L’usage de l’intelligence artificielle par les étudiants devient massif, transformant la manière d’apprendre, de réfléchir et de produire du savoir.
(Analyses universitaires et presse internationale, début 2026)
Les transformations anthropologiques en cours ne relèvent pas uniquement d’une évolution des comportements ou des usages technologiques. Elles touchent plus profondément au référentiel à partir duquel l’humain perçoit et interprète le monde. Ce déplacement, souvent discret, marque pourtant l’une des mutations les plus importantes de notre époque.
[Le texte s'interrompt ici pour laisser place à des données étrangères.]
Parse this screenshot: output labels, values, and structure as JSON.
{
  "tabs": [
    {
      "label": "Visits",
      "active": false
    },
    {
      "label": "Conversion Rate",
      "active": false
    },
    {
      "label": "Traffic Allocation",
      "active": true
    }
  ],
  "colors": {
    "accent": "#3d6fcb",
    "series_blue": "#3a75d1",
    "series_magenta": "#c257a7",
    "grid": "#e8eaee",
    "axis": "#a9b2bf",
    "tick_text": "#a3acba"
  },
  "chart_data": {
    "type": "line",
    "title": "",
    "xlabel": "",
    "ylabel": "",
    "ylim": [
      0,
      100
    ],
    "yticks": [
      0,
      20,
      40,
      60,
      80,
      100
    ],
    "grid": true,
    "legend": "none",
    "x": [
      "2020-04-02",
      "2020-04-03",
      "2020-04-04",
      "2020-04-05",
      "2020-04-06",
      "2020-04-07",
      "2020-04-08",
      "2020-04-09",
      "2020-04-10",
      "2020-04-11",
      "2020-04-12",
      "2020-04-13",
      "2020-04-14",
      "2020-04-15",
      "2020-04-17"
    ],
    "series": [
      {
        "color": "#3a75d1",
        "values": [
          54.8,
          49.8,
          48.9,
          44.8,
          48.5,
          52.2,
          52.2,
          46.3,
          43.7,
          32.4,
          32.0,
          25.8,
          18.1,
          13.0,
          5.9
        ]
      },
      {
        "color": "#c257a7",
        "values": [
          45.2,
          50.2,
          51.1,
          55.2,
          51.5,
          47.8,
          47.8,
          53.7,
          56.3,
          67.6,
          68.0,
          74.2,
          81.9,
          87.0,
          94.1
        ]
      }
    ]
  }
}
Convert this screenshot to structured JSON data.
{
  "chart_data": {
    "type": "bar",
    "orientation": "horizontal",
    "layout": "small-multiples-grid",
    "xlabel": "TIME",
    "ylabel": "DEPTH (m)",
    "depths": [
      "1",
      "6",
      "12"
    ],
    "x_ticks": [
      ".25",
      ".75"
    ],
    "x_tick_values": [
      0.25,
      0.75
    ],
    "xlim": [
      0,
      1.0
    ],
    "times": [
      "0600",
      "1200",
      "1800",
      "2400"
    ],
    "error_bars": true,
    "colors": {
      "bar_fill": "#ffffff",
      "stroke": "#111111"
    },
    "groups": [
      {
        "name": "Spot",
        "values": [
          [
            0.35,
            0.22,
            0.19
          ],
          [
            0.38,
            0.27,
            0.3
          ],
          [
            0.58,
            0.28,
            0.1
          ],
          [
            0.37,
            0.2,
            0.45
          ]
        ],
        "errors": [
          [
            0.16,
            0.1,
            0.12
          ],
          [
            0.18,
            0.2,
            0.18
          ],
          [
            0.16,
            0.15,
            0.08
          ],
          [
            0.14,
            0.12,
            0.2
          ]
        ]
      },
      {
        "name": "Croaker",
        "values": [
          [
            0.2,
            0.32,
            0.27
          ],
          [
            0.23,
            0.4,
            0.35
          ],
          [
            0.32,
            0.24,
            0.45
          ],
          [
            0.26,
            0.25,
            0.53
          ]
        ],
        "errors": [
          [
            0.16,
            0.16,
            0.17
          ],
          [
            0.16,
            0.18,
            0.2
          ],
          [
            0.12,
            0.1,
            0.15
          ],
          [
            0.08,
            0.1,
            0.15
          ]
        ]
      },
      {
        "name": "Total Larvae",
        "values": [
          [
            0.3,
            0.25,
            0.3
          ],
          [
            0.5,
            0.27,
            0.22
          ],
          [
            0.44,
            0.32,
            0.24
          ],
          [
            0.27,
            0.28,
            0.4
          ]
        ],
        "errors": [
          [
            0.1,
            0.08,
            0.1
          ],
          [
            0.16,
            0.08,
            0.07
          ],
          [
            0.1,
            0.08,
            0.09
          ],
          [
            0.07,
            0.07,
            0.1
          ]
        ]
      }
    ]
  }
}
Depuis toujours, les sociétés humaines ont construit leurs propres référentiels. Ces cadres invisibles définissent la manière dont le temps est perçu, dont l’histoire est racontée, dont l’avenir est imaginé. Certaines civilisations ont vécu dans un temps cyclique, d’autres dans un temps linéaire orienté vers le progrès. Ces référentiels n’étaient pas seulement des visions du monde : ils structuraient l’expérience humaine elle-même.
Aujourd’hui, ces repères semblent se déplacer. Sous l’effet des transformations technologiques, informationnelles et globales, le temps ne se laisse plus appréhender selon les coordonnées héritées. Le présent devient plus dense, plus fragmenté, plus instable. L’expérience humaine se transforme progressivement, comme si un changement de référentiel était en train de s’opérer.
Cette mutation rappelle, à une autre échelle, les bouleversements introduits en physique par la relativité. Lorsque A. Einstein a montré qu’il n’existait pas de référentiel absolu, il a profondément modifié la compréhension du réel. De la même manière, les transformations actuelles semblent indiquer que l’humain lui-même entre dans un nouveau cadre d’interprétation, où les repères traditionnels perdent leur stabilité.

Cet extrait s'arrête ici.